Mixing with juniors is ok though except for some of the tennis parents... :D

DANMAN
01-08-2007, 05:41 PM
The terms can also refer to who is accepted into the draw. In the Southern Bullfrog tournaments, just because you apply for the tournament does not mean that you are entered into the draw. They take the players in ranking order so not all applicants become competitors.

oldguysrule
01-09-2007, 06:32 AM
Tournament director here.

Its just a timing difference.

The applicants are everyone that has entered the tournament. The applicants are moved from the applicant list to the competitor list by the T-director when he/she gets around to it. Eventually they will all be moved to the competitor list.

Of course if the draw is limited then some on the app list may not make it to the comp list.


Thanks for the clarification. btw, what does "FMLC" mean?

DANMAN
01-09-2007, 01:48 PM
Thanks for the clarification. btw, what does "FMLC" mean?

FMLC is First Match Loser's Consolation

goober
01-10-2007, 11:48 AM
Since you are a tourney director- can you tell me how you seed NTRP events? There appears to be no rhyme or reason as far as I can tell. Do you actually look at past results especially with out of area players? The couple tourneys I have been seeded in I had to play the eventual tourney winner in the first round who was unseeded but had very good results previously.

Pusher
01-11-2007, 11:59 AM
Since you are a tourney director- can you tell me how you seed NTRP events? There appears to be no rhyme or reason as far as I can tell.

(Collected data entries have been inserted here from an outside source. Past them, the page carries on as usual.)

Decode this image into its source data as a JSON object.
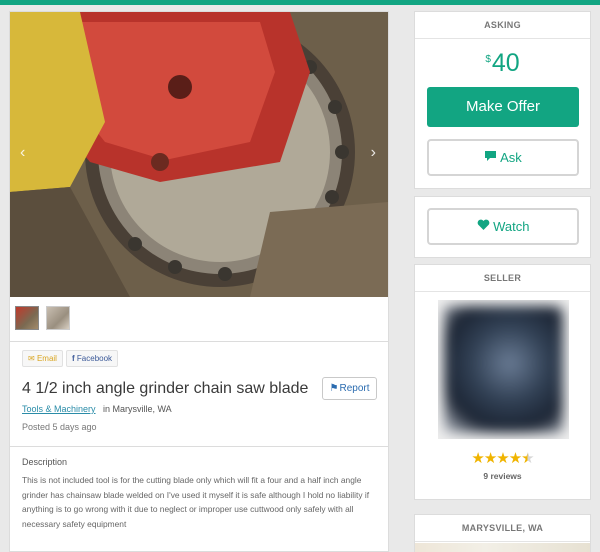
{
  "listing": {
    "title": "4 1/2 inch angle grinder chain saw blade",
    "category": "Tools & Machinery",
    "location": "in Marysville, WA",
    "posted": "Posted 5 days ago",
    "description_heading": "Description",
    "description": "This is not included tool is for the cutting blade only which will fit a four and a half inch angle grinder has chainsaw blade welded on I've used it myself it is safe although I hold no liability if anything is to go wrong with it due to neglect or improper use cuttwood only safely with all necessary safety equipment",
    "report_label": "Report"
  },
  "share": {
    "email_label": "Email",
    "facebook_label": "Facebook"
  },
  "gallery": {
    "prev_glyph": "‹",
    "next_glyph": "›",
    "thumb_count": 2
  },
  "sidebar": {
    "asking_heading": "ASKING",
    "currency": "$",
    "price": "40",
    "make_offer_label": "Make Offer",
    "ask_label": "Ask",
    "watch_label": "Watch",
    "seller_heading": "SELLER",
    "rating": 4.5,
    "reviews": "9 reviews",
    "city_heading": "MARYSVILLE, WA"
  },
  "colors": {
    "accent": "#12a582",
    "link": "#2a8ca8",
    "star": "#f0b400"
  }
}
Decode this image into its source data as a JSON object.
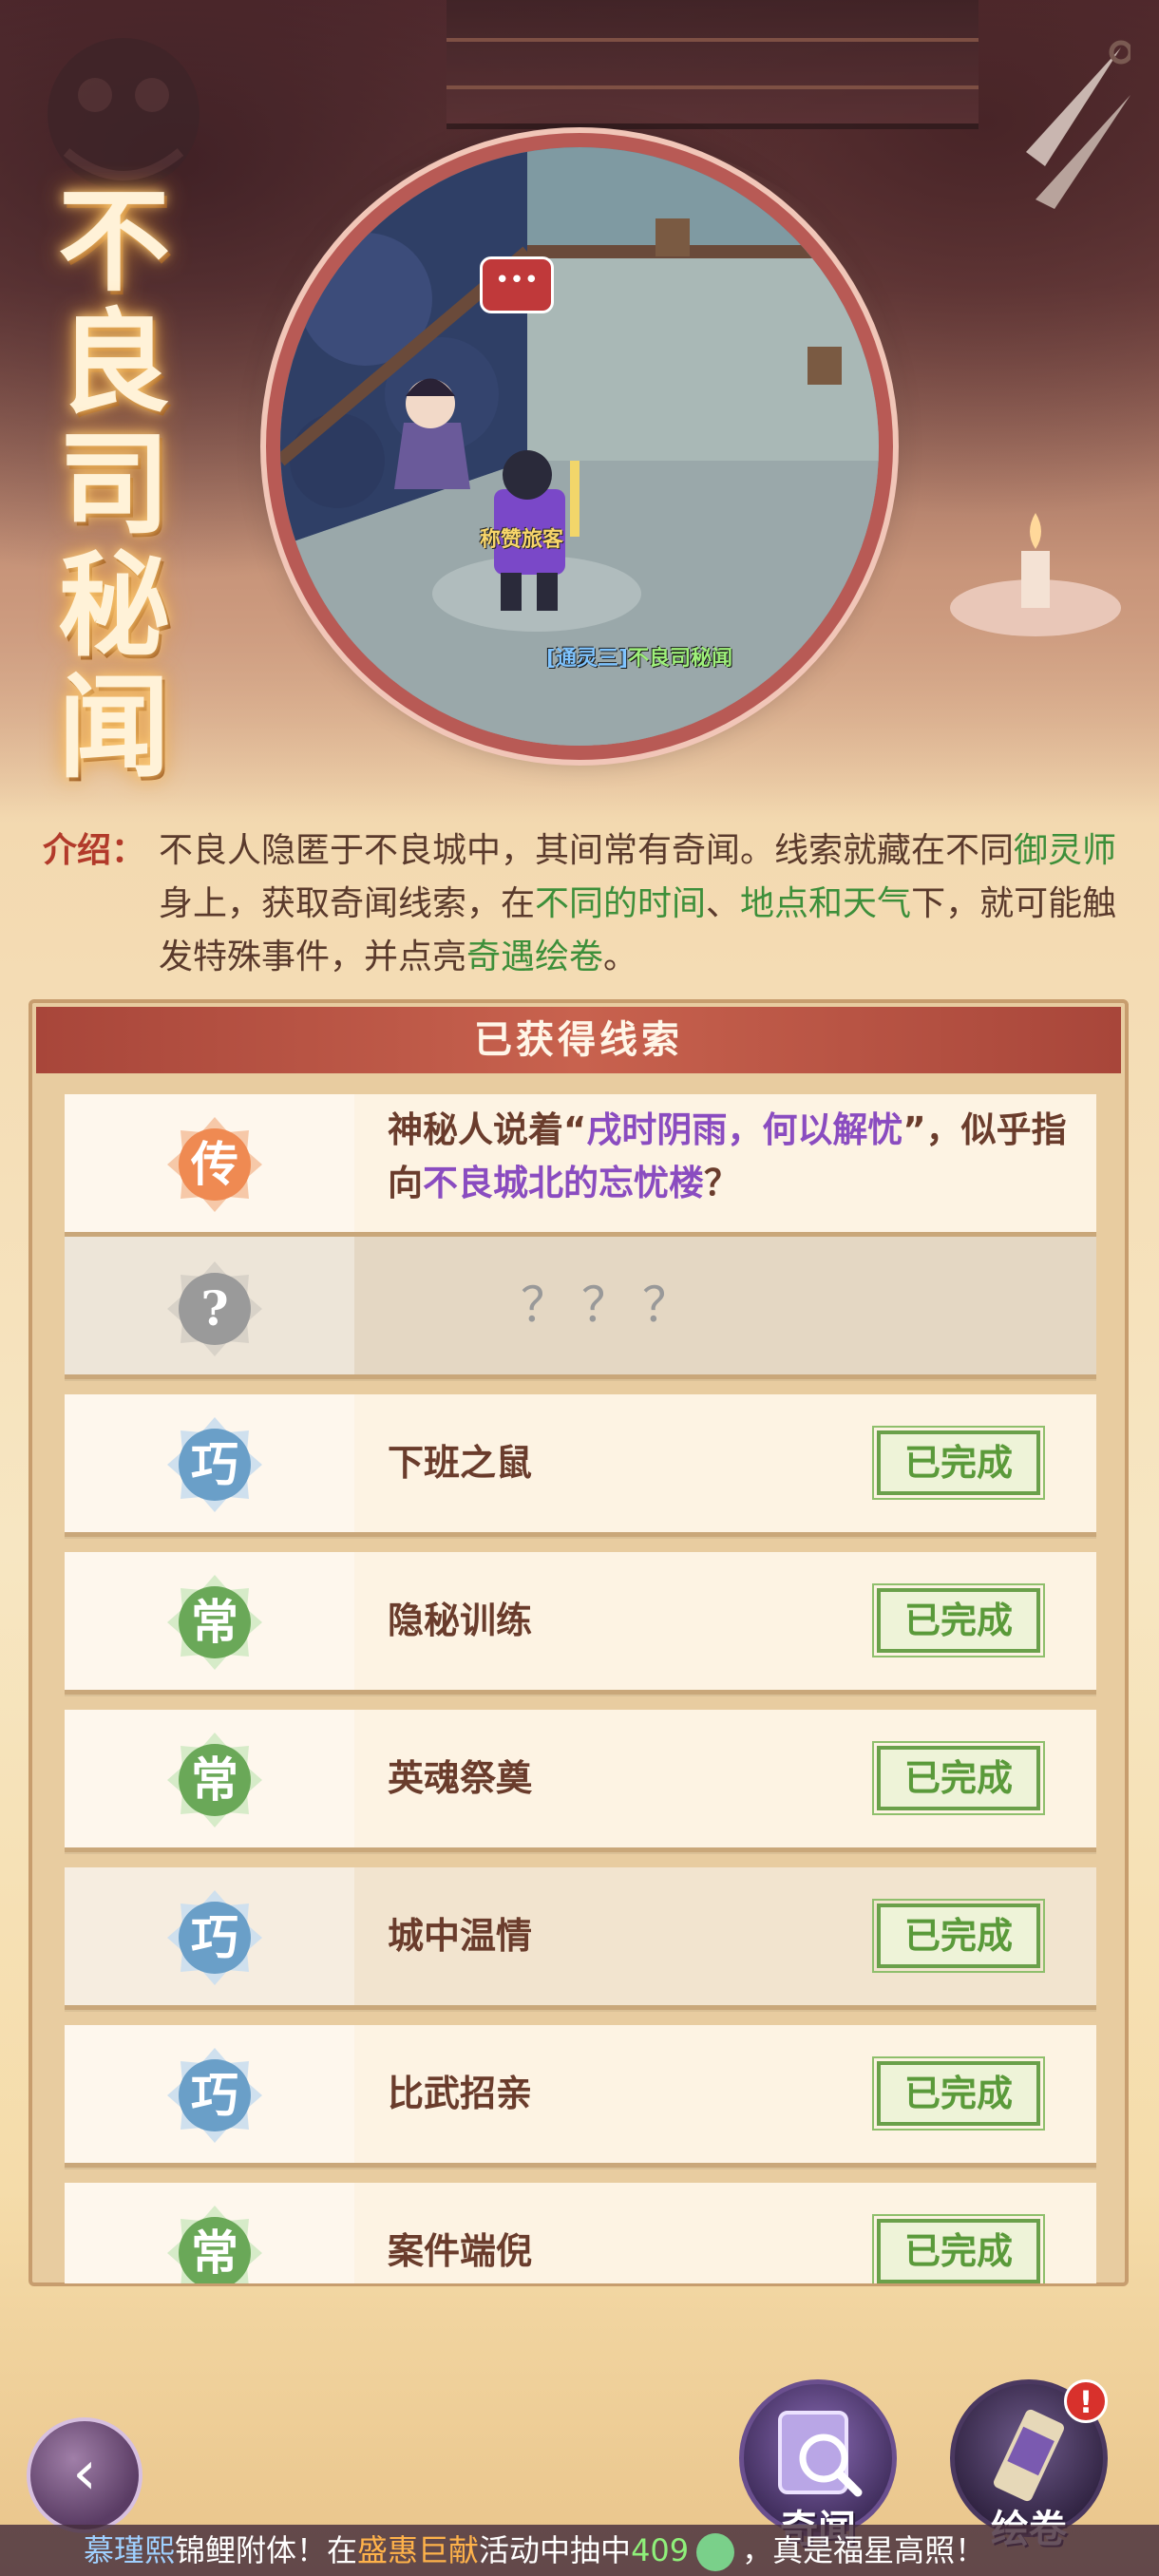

Do you actually look at past results especially with out of area players? The couple tourneys I have been seeded in I had to play the eventual tourney winner in the first round who was unseeded but had very good results previously.

I only do Jr tournaments. Generally in a tournament you will have some out of state (or area) players. In juniors, I would then look to sectional rankings unless it was apparent that the results would not be reflective of the players' success. The tournament dir along with the USTA official have fairly wide lattitude in seedings.

The process is certainly not perfect and I have seen unseeded players run away with a tournament-usually because they are out of state but play in much stiffer competetion. For example, the number 150 ranked boy in junior16 in California may be better than the 20th ranked player in Maine. Throw in the the obvious abuse of the NTRP sytem and it's not surprising that seedings could be way off the mark.

oldguysrule
01-11-2007, 12:50 PM
Since you are a tourney director- can you tell me how you seed NTRP events? There appears to be no rhyme or reason as far as I can tell. Do you actually look at past results especially with out of area players? The couple tourneys I have been seeded in I had to play the eventual tourney winner in the first round who was unseeded but had very good results previously.

In my area if you are playing a 4.0 event, the TD looks at the USTA 4.0 rankings for our state and seeds according to that. This is fair but will always miss a couple of good players. For example, you may have a player that plays lots of tournaments and accumulates points vs. a player that only plays the tournaments in his city. The local player may be much better but there is really no way to know.

If you look at the winners of the major zones in Texas, you will usually find that they come from the city that the tournament is held in. Those winners may not travel to other cities though.